Regulação das plataformas: as mudanças em debate para além da entidade reguladora
O Congresso Nacional e o Judiciário retomam as atividades nesta semana, após recesso em julho e com isso, volta também as expectativas sobre o avanço do debate sobre a regulação das plataformas digitais. O tema foi debatido nesta terça-feira, 1, em seminário realizado pela Agência Nacional de Telecomunicações (Anatel), em Brasília, abordando temas que vão além da questão sobre quem deve ser a entidade reguladora.
O secretário de Políticas Digitais da Secretaria de Comunicação Social (Secom) da Presidência da República, João Brant, afirmou que é necessário deixar o texto do PL 2630/2020 – conhecido como PL das Fake News – mais explícito quanto ao fato de que nenhum órgão vai moderar conteúdos.
“Tem muita gente de boa-fé que acabou sem compreender o que era a discussão do PL 2630. O PL 2630 precisa que o conteúdo seja observado em um processo das próprias plataformas.
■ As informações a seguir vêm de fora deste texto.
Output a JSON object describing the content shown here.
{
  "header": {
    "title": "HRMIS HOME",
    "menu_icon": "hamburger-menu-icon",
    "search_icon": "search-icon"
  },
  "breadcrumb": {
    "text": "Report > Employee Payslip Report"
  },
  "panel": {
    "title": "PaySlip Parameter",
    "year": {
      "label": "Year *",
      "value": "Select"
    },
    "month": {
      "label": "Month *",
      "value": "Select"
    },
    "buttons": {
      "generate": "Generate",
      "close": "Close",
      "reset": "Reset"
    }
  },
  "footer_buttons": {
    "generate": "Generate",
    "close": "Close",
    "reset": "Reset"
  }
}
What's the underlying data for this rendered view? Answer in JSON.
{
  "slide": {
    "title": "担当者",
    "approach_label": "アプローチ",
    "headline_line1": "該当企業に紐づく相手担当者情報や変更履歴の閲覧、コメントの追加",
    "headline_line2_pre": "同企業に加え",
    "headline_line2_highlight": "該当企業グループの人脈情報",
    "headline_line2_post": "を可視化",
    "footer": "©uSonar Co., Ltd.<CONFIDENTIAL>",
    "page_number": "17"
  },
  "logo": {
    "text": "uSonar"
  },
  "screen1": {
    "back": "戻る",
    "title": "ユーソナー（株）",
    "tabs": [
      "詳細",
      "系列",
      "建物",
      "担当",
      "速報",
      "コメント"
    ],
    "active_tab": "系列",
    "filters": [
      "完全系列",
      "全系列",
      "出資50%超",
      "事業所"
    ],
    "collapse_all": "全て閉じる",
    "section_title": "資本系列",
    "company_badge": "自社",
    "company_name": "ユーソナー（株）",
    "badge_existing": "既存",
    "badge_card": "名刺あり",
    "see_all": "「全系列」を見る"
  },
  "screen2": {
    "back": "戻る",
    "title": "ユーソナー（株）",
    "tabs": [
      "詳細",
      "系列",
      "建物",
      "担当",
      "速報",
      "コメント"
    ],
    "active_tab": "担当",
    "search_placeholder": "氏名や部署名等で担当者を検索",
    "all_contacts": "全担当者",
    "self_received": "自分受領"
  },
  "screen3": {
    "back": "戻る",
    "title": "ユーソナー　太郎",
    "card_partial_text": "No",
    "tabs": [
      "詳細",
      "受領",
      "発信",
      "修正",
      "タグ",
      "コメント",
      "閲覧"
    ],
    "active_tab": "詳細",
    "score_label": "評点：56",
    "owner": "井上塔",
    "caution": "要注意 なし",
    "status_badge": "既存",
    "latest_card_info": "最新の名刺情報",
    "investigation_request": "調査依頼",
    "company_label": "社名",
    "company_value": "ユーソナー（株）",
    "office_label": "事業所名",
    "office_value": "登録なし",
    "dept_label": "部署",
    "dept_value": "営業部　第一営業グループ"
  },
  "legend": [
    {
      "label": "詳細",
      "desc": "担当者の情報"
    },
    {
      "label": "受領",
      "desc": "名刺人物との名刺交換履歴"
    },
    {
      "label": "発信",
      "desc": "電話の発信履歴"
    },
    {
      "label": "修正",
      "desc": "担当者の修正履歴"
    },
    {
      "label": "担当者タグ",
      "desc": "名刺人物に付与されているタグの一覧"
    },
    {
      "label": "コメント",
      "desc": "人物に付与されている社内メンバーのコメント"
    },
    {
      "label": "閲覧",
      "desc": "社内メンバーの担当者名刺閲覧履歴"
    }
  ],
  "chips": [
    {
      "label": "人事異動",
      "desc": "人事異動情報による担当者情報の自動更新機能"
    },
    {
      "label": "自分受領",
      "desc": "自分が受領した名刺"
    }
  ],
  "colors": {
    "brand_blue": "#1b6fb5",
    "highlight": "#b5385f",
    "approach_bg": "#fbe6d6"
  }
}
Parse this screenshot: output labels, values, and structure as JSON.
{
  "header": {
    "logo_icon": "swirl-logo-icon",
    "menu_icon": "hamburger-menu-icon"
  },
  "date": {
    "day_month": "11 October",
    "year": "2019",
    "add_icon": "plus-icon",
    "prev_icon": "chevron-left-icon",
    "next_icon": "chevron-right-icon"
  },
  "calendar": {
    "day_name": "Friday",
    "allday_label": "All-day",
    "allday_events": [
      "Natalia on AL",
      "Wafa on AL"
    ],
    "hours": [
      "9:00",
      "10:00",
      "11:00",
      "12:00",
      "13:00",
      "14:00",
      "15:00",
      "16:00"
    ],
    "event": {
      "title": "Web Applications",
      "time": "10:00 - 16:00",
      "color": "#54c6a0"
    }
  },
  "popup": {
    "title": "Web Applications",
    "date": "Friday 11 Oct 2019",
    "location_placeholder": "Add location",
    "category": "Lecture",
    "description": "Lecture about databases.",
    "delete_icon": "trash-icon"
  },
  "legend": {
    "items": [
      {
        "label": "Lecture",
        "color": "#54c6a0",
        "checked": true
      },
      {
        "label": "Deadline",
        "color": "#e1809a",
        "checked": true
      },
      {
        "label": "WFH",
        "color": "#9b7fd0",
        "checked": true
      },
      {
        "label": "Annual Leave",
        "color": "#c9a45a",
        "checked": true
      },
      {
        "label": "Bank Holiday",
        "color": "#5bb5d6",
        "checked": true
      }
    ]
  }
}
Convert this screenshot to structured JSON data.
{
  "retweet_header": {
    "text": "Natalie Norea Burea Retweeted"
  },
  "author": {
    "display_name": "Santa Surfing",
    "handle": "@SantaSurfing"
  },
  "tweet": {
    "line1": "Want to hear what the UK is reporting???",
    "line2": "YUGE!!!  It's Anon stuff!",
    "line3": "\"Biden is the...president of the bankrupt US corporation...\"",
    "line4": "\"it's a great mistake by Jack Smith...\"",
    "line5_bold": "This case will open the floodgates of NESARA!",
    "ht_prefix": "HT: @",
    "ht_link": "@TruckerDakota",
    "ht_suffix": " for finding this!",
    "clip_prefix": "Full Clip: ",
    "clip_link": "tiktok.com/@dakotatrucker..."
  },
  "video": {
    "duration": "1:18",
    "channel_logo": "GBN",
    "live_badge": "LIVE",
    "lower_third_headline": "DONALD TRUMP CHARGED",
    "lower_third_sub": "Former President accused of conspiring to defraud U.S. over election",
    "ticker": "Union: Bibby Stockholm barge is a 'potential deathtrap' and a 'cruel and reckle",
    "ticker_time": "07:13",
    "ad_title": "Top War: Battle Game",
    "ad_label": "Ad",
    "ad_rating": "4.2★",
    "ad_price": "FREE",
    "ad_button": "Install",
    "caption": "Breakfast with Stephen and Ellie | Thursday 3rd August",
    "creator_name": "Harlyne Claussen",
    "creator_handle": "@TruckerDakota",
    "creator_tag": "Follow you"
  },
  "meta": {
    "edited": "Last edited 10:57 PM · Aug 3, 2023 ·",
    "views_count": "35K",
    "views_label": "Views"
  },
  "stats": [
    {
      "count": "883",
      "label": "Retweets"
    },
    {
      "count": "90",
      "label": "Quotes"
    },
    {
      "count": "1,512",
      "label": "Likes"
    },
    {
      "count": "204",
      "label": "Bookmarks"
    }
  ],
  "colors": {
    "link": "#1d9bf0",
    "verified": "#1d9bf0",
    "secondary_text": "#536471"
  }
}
Em processos, eventualmente, de autorregulação do setor, mas que os procedimentos [entre eles, relatório de transparência, análise de riscos sistêmicos e obrigações do dever de cuidado] estejam acompanhadas de um regulador que tenha a condição de dizer se estão cumprindo a lei, se não estão cumprindo e, se não estiverem, qual é a melhor forma de cumprir”, afirmou Brant.
Bia Barbosa, integrante da DiraCom (Direito à Comunicação e Democracia ) e representante do 3º Setor no Comitê Gestor da Internet no Brasil (CGI.br), manifestou preocupação sobre sugestões que ainda estão em estudo como possíveis alterações no parecer.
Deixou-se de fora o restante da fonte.